6 ways the pandemic has changed the way businesses operate

Naturally, as a business, you go where your customers go – and they have probably changed tack dramatically recently, with 86% of consumers having admitted to changing their behaviour due directly to the COVID-19 pandemic, according to a report by The Drum.

So, where should your business go now? You should consider where many other businesses already have in the wake of the pandemic, as the following points illustrate.

pandemic businessesIncreased digitisation of the customer experience

The days of many of us deciding to just casually wander into a bricks-and-mortar retail store to, say, check out the latest iPhones on display or invest in some fitness gear are gone – at least for now.

That’s why many businesses – “essential” and otherwise – have transferred much of their customer experience to the online sphere, where many events traditionally held in person, like product launches and fitness classes, can take place safely.

The rise of the “direct-to-consumer” brand

The term “direct-to-consumer” – abbreviated as DTC – has been used for businesses selling their products directly to customers rather than through such “middlemen” as department stores and online marketplaces.

While the pandemic has thrown complex supply chains into disarray, DTC businesses have been able to streamline theirs – for example, by sourcing from the UK rather than abroad.

Working from home

It’s an obvious one, but one well worth mentioning – especially as many workers have found themselves more capable of remote working than they had originally expected.

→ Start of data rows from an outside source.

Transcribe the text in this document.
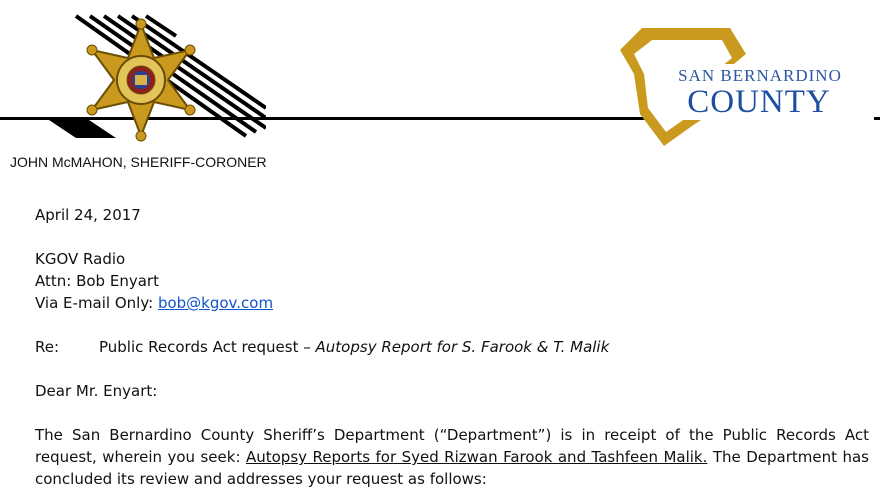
SAN BERNARDINO
COUNTY
JOHN McMAHON, SHERIFF-CORONER

April 24, 2017

KGOV Radio

Attn: Bob Enyart

Via E-mail Only: bob@kgov.com

Re:	Public Records Act request – Autopsy Report for S. Farook & T. Malik

Dear Mr. Enyart:

The San Bernardino County Sheriff’s Department (“Department”) is in receipt of the Public Records Act request, wherein you seek: Autopsy Reports for Syed Rizwan Farook and Tashfeen Malik. The Department has concluded its review and addresses your request as follows:
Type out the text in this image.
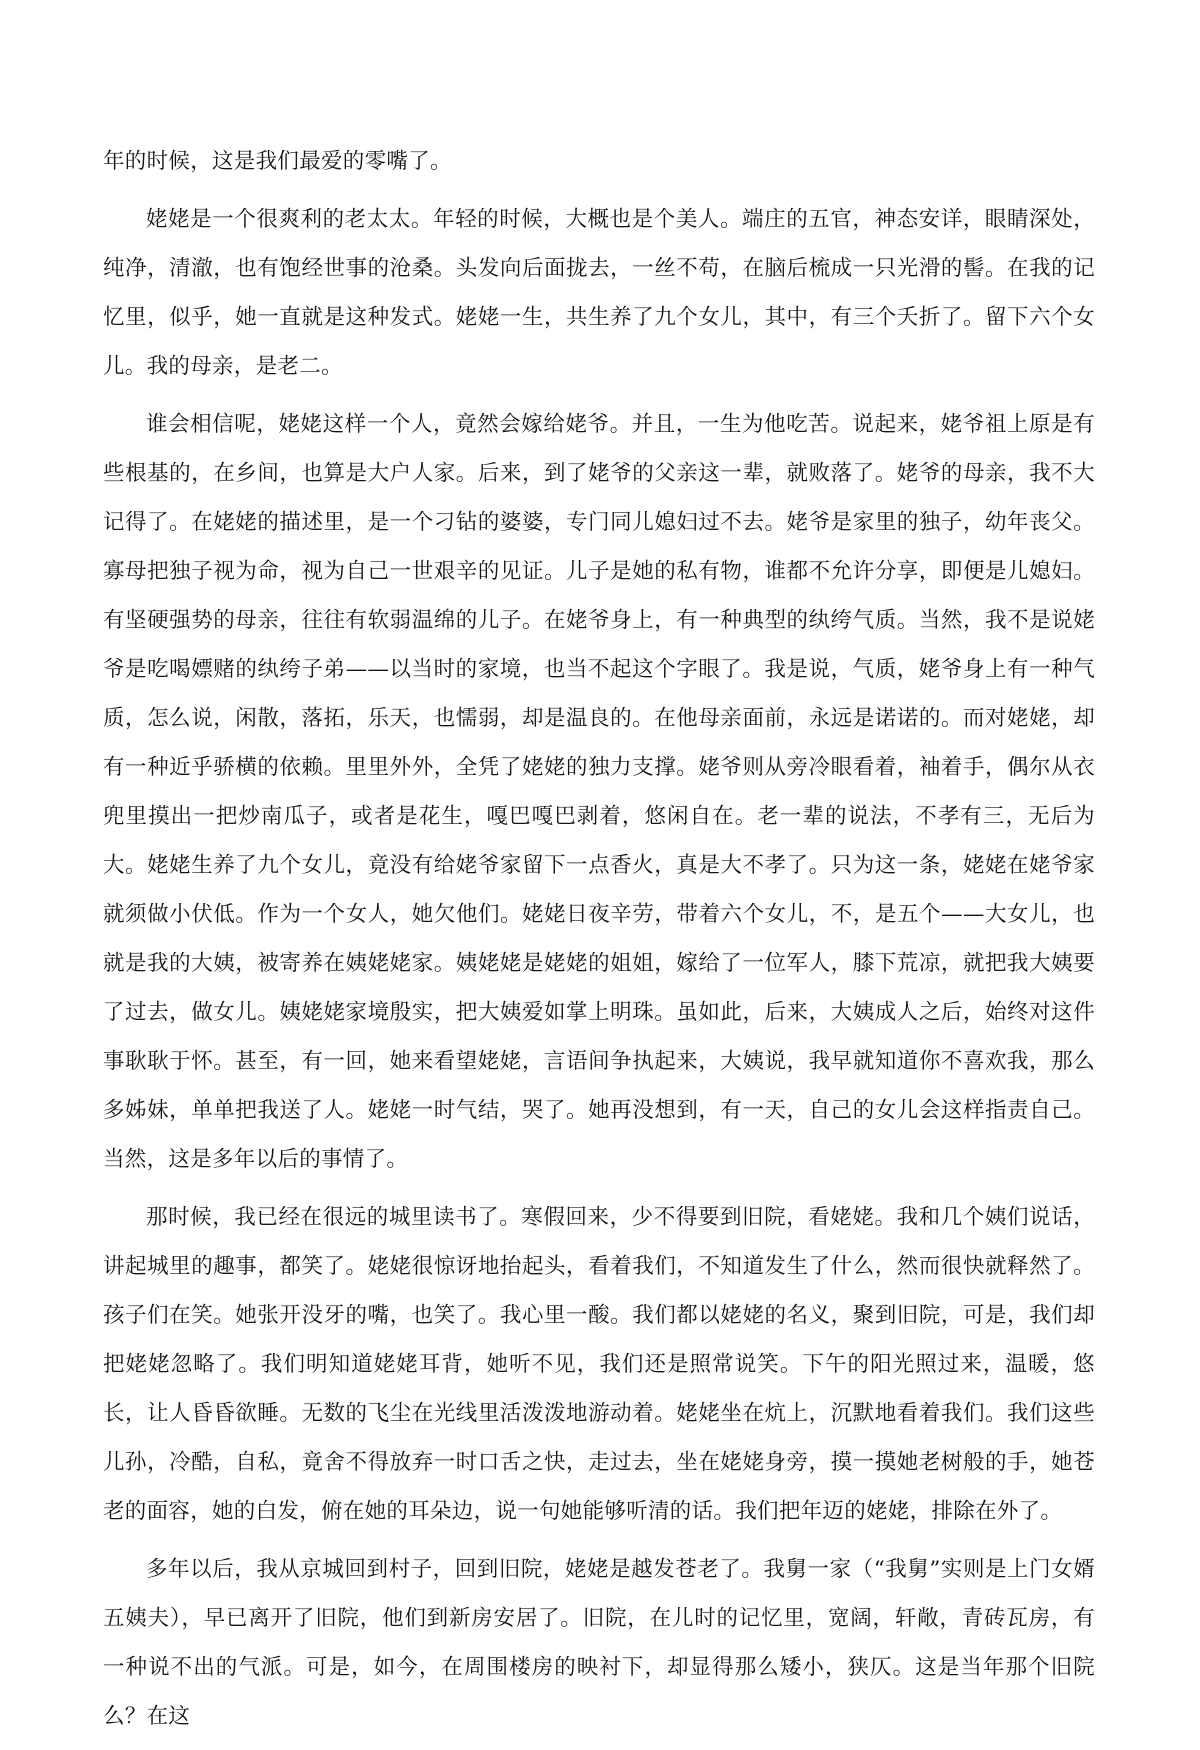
年的时候，这是我们最爱的零嘴了。

姥姥是一个很爽利的老太太。年轻的时候，大概也是个美人。端庄的五官，神态安详，眼睛深处，纯净，清澈，也有饱经世事的沧桑。头发向后面拢去，一丝不苟，在脑后梳成一只光滑的髻。在我的记忆里，似乎，她一直就是这种发式。姥姥一生，共生养了九个女儿，其中，有三个夭折了。留下六个女儿。我的母亲，是老二。

谁会相信呢，姥姥这样一个人，竟然会嫁给姥爷。并且，一生为他吃苦。说起来，姥爷祖上原是有些根基的，在乡间，也算是大户人家。后来，到了姥爷的父亲这一辈，就败落了。姥爷的母亲，我不大记得了。在姥姥的描述里，是一个刁钻的婆婆，专门同儿媳妇过不去。姥爷是家里的独子，幼年丧父。寡母把独子视为命，视为自己一世艰辛的见证。儿子是她的私有物，谁都不允许分享，即便是儿媳妇。有坚硬强势的母亲，往往有软弱温绵的儿子。在姥爷身上，有一种典型的纨绔气质。当然，我不是说姥爷是吃喝嫖赌的纨绔子弟——以当时的家境，也当不起这个字眼了。我是说，气质，姥爷身上有一种气质，怎么说，闲散，落拓，乐天，也懦弱，却是温良的。在他母亲面前，永远是诺诺的。而对姥姥，却有一种近乎骄横的依赖。里里外外，全凭了姥姥的独力支撑。姥爷则从旁冷眼看着，袖着手，偶尔从衣兜里摸出一把炒南瓜子，或者是花生，嘎巴嘎巴剥着，悠闲自在。老一辈的说法，不孝有三，无后为大。姥姥生养了九个女儿，竟没有给姥爷家留下一点香火，真是大不孝了。只为这一条，姥姥在姥爷家就须做小伏低。作为一个女人，她欠他们。姥姥日夜辛劳，带着六个女儿，不，是五个——大女儿，也就是我的大姨，被寄养在姨姥姥家。姨姥姥是姥姥的姐姐，嫁给了一位军人，膝下荒凉，就把我大姨要了过去，做女儿。姨姥姥家境殷实，把大姨爱如掌上明珠。虽如此，后来，大姨成人之后，始终对这件事耿耿于怀。甚至，有一回，她来看望姥姥，言语间争执起来，大姨说，我早就知道你不喜欢我，那么多姊妹，单单把我送了人。姥姥一时气结，哭了。她再没想到，有一天，自己的女儿会这样指责自己。当然，这是多年以后的事情了。

那时候，我已经在很远的城里读书了。寒假回来，少不得要到旧院，看姥姥。我和几个姨们说话，讲起城里的趣事，都笑了。姥姥很惊讶地抬起头，看着我们，不知道发生了什么，然而很快就释然了。孩子们在笑。她张开没牙的嘴，也笑了。我心里一酸。我们都以姥姥的名义，聚到旧院，可是，我们却把姥姥忽略了。我们明知道姥姥耳背，她听不见，我们还是照常说笑。下午的阳光照过来，温暖，悠长，让人昏昏欲睡。无数的飞尘在光线里活泼泼地游动着。姥姥坐在炕上，沉默地看着我们。我们这些儿孙，冷酷，自私，竟舍不得放弃一时口舌之快，走过去，坐在姥姥身旁，摸一摸她老树般的手，她苍老的面容，她的白发，俯在她的耳朵边，说一句她能够听清的话。我们把年迈的姥姥，排除在外了。

多年以后，我从京城回到村子，回到旧院，姥姥是越发苍老了。我舅一家（“我舅”实则是上门女婿五姨夫），早已离开了旧院，他们到新房安居了。旧院，在儿时的记忆里，宽阔，轩敞，青砖瓦房，有一种说不出的气派。可是，如今，在周围楼房的映衬下，却显得那么矮小，狭仄。这是当年那个旧院么？在这
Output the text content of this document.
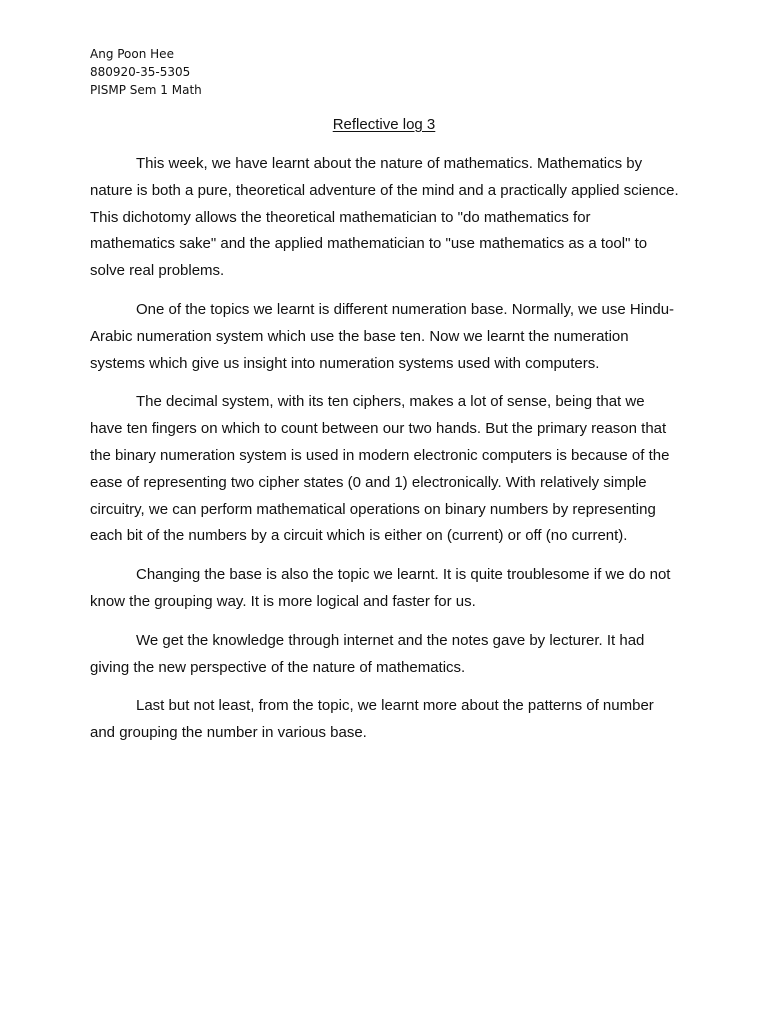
Ang Poon Hee
880920-35-5305
PISMP Sem 1 Math
Reflective log 3

This week, we have learnt about the nature of mathematics. Mathematics by
nature is both a pure, theoretical adventure of the mind and a practically applied science.
This dichotomy allows the theoretical mathematician to "do mathematics for
mathematics sake" and the applied mathematician to "use mathematics as a tool" to
solve real problems.

One of the topics we learnt is different numeration base. Normally, we use Hindu-
Arabic numeration system which use the base ten. Now we learnt the numeration
systems which give us insight into numeration systems used with computers.

The decimal system, with its ten ciphers, makes a lot of sense, being that we
have ten fingers on which to count between our two hands. But the primary reason that
the binary numeration system is used in modern electronic computers is because of the
ease of representing two cipher states (0 and 1) electronically. With relatively simple
circuitry, we can perform mathematical operations on binary numbers by representing
each bit of the numbers by a circuit which is either on (current) or off (no current).

Changing the base is also the topic we learnt. It is quite troublesome if we do not
know the grouping way. It is more logical and faster for us.

We get the knowledge through internet and the notes gave by lecturer. It had
giving the new perspective of the nature of mathematics.

Last but not least, from the topic, we learnt more about the patterns of number
and grouping the number in various base.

Research reveals that 92% of workers deem themselves well-equipped for working from home. Meanwhile, nearly four in ten homebuyers in the UK are now more willing to contemplate a move to the countryside as a result of the COVID-19 outbreak, as per a report by London’s Evening Standard.

New security risks

In a survey mentioned by the World Economic Forum, 95% of security professionals reported running into new IT security challenges prompted by the coronavirus.

The leading challenge – cited by 56% of respondents – was providing secure remote access for employees. However, companies like Wandera, an industry-leading provider of remote access solutions, could help many businesses to plug this particular gap.

Walking the walk, not just talking the talk

Many brands have long been able to get away with only paying lip service to particular values rather than living up to them – simply because the brands’ loyalty to them was never properly tested. The real test has now come in the form of the pandemic – and not all brands have passed.

Businesses extending a helping hand to their customers during the crisis have attracted notice – and, more than that, positive publicity.

Reassessing how the business might operate in the future

While not everything has been permanently altered by the coronavirus, it has nonetheless forced many companies to reconsider how they do business.

Though most companies have claimed that they could return to their normal business practices with only three weeks’ notice, it would pay for these companies to prepare much further in advance. They should carefully consider, for example, how they will acquire new customers and retain existing ones.